Prelievo a scopo terapeutico senza consenso: è utilizzabile in giudizio
Nel caso in cui si verifichi un incidente stradale e il conducente dell’autovettura venga trasportato in una struttura sanitaria per effettuare degli accertamenti medici, il prelievo del sangue, con conseguente accertamento del tasso alcolemico, eseguito senza il consenso, è utilizzabile in un eventuale giudizio per l’affermazione della sua responsabilità penale.
Questo è quanto è statuito dalla pronuncia della Suprema Corte di Cassazione con sentenza n. 4475 del 2016.

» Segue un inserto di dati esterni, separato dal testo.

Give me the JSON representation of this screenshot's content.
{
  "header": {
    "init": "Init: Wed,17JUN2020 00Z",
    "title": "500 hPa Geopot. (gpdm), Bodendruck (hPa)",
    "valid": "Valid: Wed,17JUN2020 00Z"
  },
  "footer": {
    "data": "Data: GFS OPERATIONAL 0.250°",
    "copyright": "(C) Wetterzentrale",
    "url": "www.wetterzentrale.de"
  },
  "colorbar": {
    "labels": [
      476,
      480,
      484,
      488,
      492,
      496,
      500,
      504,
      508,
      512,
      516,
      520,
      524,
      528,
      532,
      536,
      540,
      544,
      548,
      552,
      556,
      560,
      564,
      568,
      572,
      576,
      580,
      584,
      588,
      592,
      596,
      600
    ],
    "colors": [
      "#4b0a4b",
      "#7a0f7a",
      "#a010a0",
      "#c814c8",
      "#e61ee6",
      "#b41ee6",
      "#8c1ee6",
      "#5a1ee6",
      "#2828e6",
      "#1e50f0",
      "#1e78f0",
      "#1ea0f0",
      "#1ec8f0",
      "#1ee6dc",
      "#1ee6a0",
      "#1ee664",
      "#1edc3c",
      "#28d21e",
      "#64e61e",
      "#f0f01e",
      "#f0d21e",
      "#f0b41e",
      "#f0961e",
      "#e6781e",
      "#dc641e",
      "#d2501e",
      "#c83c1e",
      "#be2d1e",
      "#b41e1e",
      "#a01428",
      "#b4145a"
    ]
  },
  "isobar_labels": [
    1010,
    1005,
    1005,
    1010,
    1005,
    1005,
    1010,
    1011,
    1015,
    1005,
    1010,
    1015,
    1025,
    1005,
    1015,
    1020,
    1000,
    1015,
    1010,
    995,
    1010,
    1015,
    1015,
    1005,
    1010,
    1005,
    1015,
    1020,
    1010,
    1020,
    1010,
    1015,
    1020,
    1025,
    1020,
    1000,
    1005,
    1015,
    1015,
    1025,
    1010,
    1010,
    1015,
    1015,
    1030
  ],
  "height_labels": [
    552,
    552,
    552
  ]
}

Il ricorrente, condannato per il reato di guida in stato di ebbrezza alcoolica, per aver provocato un’incidente stradale, ha proposto ricorso avverso la sentenza adducendo tra i vari motivi prospettati quello di vizio di motivazione sulla prova del consenso dell’imputato al prelievo ematico. In particolare è stato evidenziato, dalla difesa, che il prelievo effettuato senza il consenso espresso dell’imputato e non per scopi prettamente terapeutici, non è da considerarsi utilizzabile come prova in un giudizio di accertamento della responsabilità penale.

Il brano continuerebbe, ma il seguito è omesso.